1. Die Revision ist hinreichend begründet worden. Nach § 120 Abs. 2 Satz 1 FGO a. F. muss die Revision das angefochtene Urteil angeben. Nach Satz 2 der Vorschrift muss sie einen bestimmten Antrag und die verletzte Rechtsnorm enthalten.
Zu einer ordnungsgemäßen Revisionsbegründung bedarf es einer zumindest kurzen Auseinandersetzung mit den Gründen der angefochtenen Entscheidung, aus welcher zu erkennen ist, dass der Revisionskläger die Begründung und sein eigenes Vorbringen überprüft hat. Er muss im Einzelnen dartun, welche Ausführungen der Vorinstanz aus welchen tatsächlichen und/oder rechtlichen Gründen unrichtig sein sollen (vgl. Beschlüsse des , BFH/NV 1999, 501, 502; vom X R 110/96, BFH/NV 1999, 336, 337, jeweils m. w. N.).

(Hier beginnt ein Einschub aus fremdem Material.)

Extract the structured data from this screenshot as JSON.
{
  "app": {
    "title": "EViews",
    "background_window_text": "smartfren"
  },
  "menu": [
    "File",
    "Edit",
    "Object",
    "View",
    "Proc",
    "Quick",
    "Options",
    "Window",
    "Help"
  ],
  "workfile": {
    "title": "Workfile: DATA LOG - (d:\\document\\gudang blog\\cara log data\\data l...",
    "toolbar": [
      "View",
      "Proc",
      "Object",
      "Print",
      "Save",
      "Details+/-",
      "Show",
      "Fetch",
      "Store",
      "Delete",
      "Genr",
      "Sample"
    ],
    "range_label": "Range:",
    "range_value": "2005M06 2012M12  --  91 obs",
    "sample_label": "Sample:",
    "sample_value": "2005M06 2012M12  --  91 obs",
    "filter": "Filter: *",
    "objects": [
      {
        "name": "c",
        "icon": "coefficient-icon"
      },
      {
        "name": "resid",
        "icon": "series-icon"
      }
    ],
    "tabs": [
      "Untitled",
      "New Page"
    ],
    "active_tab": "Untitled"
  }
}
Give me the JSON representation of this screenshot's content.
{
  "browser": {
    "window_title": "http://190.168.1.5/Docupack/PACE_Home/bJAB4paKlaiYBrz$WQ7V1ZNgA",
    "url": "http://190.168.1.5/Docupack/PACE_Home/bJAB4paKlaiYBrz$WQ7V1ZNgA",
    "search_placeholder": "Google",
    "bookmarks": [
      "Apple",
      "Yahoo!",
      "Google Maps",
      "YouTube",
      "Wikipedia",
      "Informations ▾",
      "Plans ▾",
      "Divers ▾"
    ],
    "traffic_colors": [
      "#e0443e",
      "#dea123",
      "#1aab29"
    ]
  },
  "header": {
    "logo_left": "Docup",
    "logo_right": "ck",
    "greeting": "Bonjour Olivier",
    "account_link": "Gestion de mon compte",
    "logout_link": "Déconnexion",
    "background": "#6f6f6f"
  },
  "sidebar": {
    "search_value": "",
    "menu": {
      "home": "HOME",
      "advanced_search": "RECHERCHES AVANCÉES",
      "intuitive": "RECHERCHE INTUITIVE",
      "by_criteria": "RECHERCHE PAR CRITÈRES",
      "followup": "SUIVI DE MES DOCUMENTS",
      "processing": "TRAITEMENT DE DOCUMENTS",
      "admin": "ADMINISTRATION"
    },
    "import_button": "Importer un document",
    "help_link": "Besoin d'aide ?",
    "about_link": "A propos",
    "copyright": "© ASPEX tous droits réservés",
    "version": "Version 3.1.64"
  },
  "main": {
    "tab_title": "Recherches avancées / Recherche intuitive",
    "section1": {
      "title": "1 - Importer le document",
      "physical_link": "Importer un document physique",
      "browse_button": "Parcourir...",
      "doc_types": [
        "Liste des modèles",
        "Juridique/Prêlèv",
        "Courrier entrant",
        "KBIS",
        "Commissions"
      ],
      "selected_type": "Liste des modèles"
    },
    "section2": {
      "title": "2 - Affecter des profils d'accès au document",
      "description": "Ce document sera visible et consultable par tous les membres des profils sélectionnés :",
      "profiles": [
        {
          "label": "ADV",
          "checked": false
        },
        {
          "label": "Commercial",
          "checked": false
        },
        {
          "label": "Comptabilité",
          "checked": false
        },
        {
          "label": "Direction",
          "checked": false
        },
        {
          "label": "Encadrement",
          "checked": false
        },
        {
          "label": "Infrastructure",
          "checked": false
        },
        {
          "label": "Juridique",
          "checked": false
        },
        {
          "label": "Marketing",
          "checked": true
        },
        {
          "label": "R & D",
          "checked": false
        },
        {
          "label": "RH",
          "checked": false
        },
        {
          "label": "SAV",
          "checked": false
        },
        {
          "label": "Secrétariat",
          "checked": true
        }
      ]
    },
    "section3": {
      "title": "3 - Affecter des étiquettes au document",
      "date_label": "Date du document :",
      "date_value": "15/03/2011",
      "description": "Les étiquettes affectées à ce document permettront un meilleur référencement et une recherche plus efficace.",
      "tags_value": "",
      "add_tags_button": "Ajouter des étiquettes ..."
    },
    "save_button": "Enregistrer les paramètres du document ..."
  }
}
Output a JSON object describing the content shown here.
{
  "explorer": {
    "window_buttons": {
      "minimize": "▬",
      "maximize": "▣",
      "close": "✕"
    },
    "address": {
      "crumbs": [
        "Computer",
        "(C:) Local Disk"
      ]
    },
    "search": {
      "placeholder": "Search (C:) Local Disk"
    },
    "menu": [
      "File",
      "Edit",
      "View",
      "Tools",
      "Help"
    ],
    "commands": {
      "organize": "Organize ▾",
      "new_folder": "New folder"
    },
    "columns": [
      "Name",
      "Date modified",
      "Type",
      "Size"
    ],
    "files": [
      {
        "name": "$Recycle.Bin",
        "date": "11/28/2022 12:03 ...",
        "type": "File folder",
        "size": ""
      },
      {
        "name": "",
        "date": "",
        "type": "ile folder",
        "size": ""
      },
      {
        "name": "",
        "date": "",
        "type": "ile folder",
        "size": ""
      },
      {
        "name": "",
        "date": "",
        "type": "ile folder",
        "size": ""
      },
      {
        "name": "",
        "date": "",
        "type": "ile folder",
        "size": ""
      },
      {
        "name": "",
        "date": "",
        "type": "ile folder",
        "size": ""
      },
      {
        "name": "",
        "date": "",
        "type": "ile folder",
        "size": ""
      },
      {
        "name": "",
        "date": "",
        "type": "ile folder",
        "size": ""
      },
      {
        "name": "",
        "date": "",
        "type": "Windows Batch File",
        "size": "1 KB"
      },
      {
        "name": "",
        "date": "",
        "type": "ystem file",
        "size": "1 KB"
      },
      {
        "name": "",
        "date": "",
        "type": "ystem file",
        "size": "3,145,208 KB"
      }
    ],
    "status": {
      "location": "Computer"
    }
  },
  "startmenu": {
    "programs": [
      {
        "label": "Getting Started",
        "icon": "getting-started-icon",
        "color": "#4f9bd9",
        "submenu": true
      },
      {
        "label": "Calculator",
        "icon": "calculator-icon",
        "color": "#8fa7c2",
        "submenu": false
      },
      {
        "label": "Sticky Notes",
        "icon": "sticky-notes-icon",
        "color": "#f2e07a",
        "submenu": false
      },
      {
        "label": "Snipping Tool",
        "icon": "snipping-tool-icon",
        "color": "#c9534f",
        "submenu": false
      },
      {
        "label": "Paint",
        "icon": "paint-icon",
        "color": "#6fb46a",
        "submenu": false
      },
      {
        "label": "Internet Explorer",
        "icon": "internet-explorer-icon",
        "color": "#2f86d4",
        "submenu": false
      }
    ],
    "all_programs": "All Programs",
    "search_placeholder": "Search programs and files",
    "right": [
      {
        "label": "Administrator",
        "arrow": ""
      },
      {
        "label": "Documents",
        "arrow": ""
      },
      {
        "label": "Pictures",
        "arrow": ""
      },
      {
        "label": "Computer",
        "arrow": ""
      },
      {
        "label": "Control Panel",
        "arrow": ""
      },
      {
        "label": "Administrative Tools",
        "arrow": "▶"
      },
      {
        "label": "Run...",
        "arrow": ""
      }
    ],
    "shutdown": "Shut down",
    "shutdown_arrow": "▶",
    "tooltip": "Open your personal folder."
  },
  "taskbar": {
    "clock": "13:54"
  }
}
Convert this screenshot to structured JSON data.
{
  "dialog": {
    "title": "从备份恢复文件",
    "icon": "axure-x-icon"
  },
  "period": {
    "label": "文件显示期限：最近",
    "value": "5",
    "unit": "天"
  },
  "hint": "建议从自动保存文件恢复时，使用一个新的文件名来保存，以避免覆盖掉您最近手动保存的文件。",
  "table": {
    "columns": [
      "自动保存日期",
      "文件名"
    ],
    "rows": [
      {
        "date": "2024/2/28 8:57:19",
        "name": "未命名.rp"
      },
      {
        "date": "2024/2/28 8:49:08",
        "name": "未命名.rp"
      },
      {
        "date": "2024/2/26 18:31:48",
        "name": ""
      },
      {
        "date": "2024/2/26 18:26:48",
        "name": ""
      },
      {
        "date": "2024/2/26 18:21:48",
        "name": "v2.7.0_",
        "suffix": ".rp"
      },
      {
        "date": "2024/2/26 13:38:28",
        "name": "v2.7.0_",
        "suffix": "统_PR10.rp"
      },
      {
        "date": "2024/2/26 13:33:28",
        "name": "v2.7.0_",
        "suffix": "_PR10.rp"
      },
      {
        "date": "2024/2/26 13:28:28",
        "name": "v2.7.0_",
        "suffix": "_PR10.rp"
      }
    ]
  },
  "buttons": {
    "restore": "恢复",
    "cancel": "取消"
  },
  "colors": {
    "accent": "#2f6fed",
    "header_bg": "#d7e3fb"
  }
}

Die Revisionsbegründung der Klägerin ist zwar sehr knapp ausgefallen. Sie lässt aber die nach Ansicht der Klägerin verletzte Rechtsnorm erkennen und trägt tatsächliche und rechtliche Erwägungen vor, die abweichend von der Rechtsauffassung des FG es rechtfertigen sollen, bei der im Streitfall für geboten angesehenen wirtschaftlichen Betrachtungsweise und wegen der besonderen Umstände des konkreten Falles auch eine nach dem ebenfalls konkret bezeichneten Sinn und Zweck des § 5 Abs. 2 Satz 1 Nr. 1 c InvZulG 1993 nur mittelbare Beteiligung des Gesellschafter-Geschäftsführers W über die an der Klägerin beteiligte H-GmbH seiner bereits bestehenden unmittelbaren Beteiligung von 50 v. H. hinzuzurechnen.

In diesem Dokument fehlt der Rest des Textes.